“Üzüntü” Anlatan Kelimeler
Aşağıdaki tabloda, özellikle YDS gibi sınavlarda karşılaşabileceğiniz “üzüntü” anlatan birtakım kelimeler derlenmiştir.
İngilizce | Türkçe |
---|---|
sadness | üzüntü, hüzün, keder |
sorrow | üzüntü, keder, acı, matem, dert, tasa, gam |
grief | keder, üzüntü, acı, gam, dert |
misery | sefalet, acı, ızdırap, yoksulluk |
melancholy | melankoli, hüzün, bunalım |
despair | umutsuzluk, çaresizlik, ümidini yitirme |
heartache | kalp ağrısı, keder, gönül yarası |
woe | keder, dert, üzüntü, gam |
dejection | keder, moral bozukluğu |
despondency | umutsuzluk, moral bozukluğu |
agony | ızdırap, can çekişme, acı çekme, kıvranma |
mournfulness | keder, hüzün |
regret | pişmanlık, üzüntü, esef, teessüf, vicdan azabı |
lamentation | ağıt, feryat, ağlama, yas |
depression | depresyon, bunalım, buhran, çökme, daralma, kasvet |
🇺🇸 Sadness: His eyes were filled with sadness as he bid farewell to his family.
🇹🇷 Üzüntü: Ailesine veda ederken gözleri üzüntüyle doldu.
🇺🇸 Sorrow: She couldn’t hide her sorrow after the loss of her beloved pet.
🇹🇷 Üzüntü: Sevdiği evcil hayvanını kaybettikten sonra üzüntüsünü gizleyemedi.
🇺🇸 Grief: The community came together to support the family in their time of grief.
🇹🇷 Keder: Topluluk, ailenin kederli anlarında destek olmak için bir araya geldi.
🇺🇸 Misery: The poverty and misery in the slums were eye-opening for the young volunteers.
🇹🇷 Sefalet: Gecekondu bölgelerindeki yoksulluk ve sefalet, genç gönüllüler için göz açıcıydı.
🇺🇸 Melancholy: The melancholy music perfectly suited the mood of the rainy day.
🇹🇷 Melankoli: Melankolik müzik, yağmurlu günün havasına mükemmel uydu.
🇺🇸 Despair: Despite the challenges, she refused to give in to despair.
🇹🇷 Ummutsuzluk: Zorluklara rağmen, umutsuzluğa kapılmayı reddetti.
🇺🇸 Heartache: The betrayal of a close friend can cause a deep heartache.

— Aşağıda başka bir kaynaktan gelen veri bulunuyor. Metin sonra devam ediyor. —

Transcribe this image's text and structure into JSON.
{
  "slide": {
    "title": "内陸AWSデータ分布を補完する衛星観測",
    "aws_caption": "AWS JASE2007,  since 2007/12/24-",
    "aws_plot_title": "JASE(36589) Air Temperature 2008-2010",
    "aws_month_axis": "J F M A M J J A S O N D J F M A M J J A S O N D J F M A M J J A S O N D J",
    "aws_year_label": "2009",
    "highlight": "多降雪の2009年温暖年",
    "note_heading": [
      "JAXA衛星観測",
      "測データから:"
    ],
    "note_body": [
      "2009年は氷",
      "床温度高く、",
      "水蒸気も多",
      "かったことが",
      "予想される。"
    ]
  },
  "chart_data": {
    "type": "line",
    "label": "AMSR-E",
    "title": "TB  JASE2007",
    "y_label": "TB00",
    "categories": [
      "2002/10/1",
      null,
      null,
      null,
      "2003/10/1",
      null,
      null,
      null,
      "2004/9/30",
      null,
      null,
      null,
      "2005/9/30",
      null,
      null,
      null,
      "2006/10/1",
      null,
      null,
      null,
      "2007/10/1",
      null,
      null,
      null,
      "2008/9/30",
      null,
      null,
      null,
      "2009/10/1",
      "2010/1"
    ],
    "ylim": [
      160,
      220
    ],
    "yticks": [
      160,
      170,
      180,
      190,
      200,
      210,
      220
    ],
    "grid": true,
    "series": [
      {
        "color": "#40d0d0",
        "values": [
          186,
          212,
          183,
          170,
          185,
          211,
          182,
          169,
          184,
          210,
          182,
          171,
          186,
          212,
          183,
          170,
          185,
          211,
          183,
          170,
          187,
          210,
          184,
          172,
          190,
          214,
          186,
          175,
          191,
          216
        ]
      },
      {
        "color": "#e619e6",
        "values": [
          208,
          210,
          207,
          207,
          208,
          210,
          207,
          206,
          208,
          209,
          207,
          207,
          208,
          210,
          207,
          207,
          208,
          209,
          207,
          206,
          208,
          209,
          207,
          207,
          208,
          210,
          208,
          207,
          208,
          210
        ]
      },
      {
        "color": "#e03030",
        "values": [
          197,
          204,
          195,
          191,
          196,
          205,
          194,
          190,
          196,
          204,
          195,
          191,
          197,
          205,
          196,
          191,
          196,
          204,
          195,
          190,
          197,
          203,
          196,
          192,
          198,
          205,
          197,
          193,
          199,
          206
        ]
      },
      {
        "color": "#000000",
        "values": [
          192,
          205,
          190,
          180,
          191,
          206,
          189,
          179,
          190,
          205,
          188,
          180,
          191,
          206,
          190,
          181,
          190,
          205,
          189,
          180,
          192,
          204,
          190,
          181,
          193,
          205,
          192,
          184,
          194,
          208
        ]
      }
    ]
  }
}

🇹🇷 Kalp ağrısı: Yakın bir arkadaşın ihaneti derin bir kalp ağrısına neden olabilir.
🇺🇸 Woe: The poet described the woes of war in his powerful verses.
🇹🇷 Keder: Şair, güçlü dizelerinde savaşın kedilerini anlattı.
🇺🇸 Dejection: The team felt dejection after the unexpected defeat in the final match.
🇹🇷 Keder: Takım, final maçındaki beklenmedik yenilginin ardından keder hissetti.
🇺🇸 Despondency: He tried to shake off the despondency that had settled over him after the setback.
🇹🇷 Ummutsuzluk: Başarısızlıktan sonra üzerine çöken umutsuzluğu atmaya çalıştı.
🇺🇸 Agony: The agony of waiting for news about his missing son was unbearable.
🇹🇷 Izdırap: Kayıp oğlu hakkında haber beklemenin ızdırabı dayanılmazdı.
🇺🇸 Mournfulness: The mournfulness in her voice touched everyone’s hearts.
🇹🇷 Keder: Sesindeki keder herkesin kalbini dokundu.
🇺🇸 Regret: He felt a deep regret for not expressing his feelings sooner.
🇹🇷 Pişmanlık: Duygularını daha önce ifade etmemiş olmanın derin bir pişmanlığını hissetti.
🇺🇸 Lamentation: The mourners’ lamentation filled the air at the funeral.
🇹🇷 Ağıt: Cenazede yas tutanların ağıtları havayı doldurdu.
🇺🇸 Depression: The economic depression affected many businesses and households.
🇹🇷 Depresyon: Ekonomik bunalım birçok işletme ve hane halkını etkiledi.